И уже на следующий день Елизавета Наумовна взяла своего сына за лацкан и сказала ему: «Ося, делай что хочешь, но мой внук должен учиться музыке, и не просто учиться, а у самого-самого лучшего учителя». И что бы вы думали? Осип Яковлевич пораскинул мозгами и позвонил своему старому клиенту, известному артисту Володину, которому неоднократно шил брюки, да-да он шил брюки самому Владимиру Сергеевичу Володину (вообще-то Иванову, и зачем только Иванову понадобилось брать себе псевдоним Володин, если он уже Иванов — задумывался время от времени Осип Яковлевич). Так вот, Володин-Иванов связался не с кем-нибудь там, а с самим Давидом Ойстрахом, а уже Давид Ойстрах... Опустим подробности, но вскоре Костя оказался в Гнесинке.
А тем временем... Тем временем давно уже пора сообщить, что двумя этажами ниже, то есть на первом этаже того же дома и том же подъезде, жил уже не портной Осип Яковлевич, а совсем наоборот, сапожник Володя, точнее — Володя-сапожник, именно так он был известен соседям и клиентам, через дефис: Володя-сапожник. Надо признать, что у Володи-сапожника не было таких знатных клиентов, как у Осипа-брючника, но работу свою он делал исправно, весь дом обслуживал, а то и добрую порцию насельников Псковского переулка. В свободное от дратвы и колодки время Володя-сапожник поколачивал свою безответную жену, худосочную тетку Татьяну, как ее звали окрестные дети, а двоих сыновей-погодков, Коляна и Толяна, бил смертным боем, когда бывал трезв, что, по счастью, случалось нечасто, а в подпитии мягчел, Татьяну норовил приласкать, а детям давал по двадцать копеек на мороженое. Впрочем, мороженое привлекало Толяна и Коляна недолго, скоро его заменило пиво.

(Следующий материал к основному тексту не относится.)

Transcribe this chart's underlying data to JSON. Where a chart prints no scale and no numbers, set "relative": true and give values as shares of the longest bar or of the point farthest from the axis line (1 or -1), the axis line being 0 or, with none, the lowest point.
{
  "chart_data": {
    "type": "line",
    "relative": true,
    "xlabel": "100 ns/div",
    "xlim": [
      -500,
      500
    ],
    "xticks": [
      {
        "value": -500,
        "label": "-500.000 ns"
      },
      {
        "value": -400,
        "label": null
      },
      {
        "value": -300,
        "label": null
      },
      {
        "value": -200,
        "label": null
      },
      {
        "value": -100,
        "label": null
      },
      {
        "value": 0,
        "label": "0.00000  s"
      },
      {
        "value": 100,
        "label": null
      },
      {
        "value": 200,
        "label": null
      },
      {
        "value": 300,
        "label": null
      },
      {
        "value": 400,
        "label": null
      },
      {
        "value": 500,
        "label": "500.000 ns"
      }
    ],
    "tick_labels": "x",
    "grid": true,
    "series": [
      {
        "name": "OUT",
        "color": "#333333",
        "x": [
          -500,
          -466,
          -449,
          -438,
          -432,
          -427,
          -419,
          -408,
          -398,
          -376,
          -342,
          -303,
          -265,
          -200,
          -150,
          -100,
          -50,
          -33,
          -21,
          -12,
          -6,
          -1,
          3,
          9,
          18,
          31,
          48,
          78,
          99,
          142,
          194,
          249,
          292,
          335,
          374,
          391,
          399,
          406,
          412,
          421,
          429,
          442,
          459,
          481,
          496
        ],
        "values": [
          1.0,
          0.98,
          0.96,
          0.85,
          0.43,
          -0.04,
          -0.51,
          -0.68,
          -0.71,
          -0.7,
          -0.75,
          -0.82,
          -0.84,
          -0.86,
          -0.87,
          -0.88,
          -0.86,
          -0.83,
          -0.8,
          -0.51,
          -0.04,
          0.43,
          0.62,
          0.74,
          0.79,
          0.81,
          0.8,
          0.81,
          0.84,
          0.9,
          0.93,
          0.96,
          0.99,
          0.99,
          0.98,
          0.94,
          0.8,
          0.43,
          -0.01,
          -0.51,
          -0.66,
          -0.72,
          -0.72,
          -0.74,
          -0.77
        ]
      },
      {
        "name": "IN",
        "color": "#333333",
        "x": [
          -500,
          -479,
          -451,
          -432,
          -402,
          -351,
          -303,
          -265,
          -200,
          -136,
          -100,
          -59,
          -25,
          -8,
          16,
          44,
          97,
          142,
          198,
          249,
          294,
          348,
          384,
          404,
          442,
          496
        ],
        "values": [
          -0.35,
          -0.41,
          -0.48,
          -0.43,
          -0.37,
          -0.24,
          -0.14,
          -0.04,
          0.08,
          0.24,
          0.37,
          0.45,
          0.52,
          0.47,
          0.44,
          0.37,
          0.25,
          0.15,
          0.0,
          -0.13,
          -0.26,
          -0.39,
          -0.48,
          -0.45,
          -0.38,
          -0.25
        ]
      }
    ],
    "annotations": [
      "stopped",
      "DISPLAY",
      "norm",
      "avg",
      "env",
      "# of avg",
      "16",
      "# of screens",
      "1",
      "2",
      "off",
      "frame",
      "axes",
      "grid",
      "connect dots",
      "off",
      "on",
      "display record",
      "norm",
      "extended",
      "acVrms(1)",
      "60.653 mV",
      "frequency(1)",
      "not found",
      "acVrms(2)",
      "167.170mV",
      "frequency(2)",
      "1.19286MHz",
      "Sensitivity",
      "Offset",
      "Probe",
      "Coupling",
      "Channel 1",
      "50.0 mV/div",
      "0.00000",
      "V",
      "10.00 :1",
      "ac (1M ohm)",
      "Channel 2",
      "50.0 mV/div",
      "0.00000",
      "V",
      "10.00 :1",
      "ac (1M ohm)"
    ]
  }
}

Так мальчики росли: неподалеку друг от друга — и как бы на разных планетах. Костя пропадал на Собачьей площадке в Гнесинке, потом терзал скрипку дома, а на лето уезжал на дачу в Малаховке, где терзал ту же скрипку на свежем воздухе. А Колян с Толяном, едва дотянув до конца начальной школы, где просиживали по два года в классе, были определены в ремеслуху, откуда регулярно сбегали. Их ловили, и вскоре старшего, Коляна, отправили в колонию, и больше на Псковском он не появлялся, а Толян стал грозой местной мелкоты из интеллигентных семей. И хотя Костя к интеллигенции вряд ли принадлежал (папино образование ограничилось суражским хедером, мама окончила семилетнюю школу рабочей молодежи, а Елизавета Наумовна так толком и не научилась читать по-русски), но скрипка и отчетливо семитская внешность — сами понимаете. И вот Толян из всех детей округи выбрал безответного Костю, Котинке, ингелэ своей главной жертвой. Да и как не выбрать? Живущий по соседству — искать не надо, пугливый, неуклюжий, с просительно-виноватым взглядом и носом-клювиком, Костя буквально просил: ну же, давай, поиздевайся надо мной, тебе за это ничегошеньки не будет. И Толян не упустил такую шикарную возможность.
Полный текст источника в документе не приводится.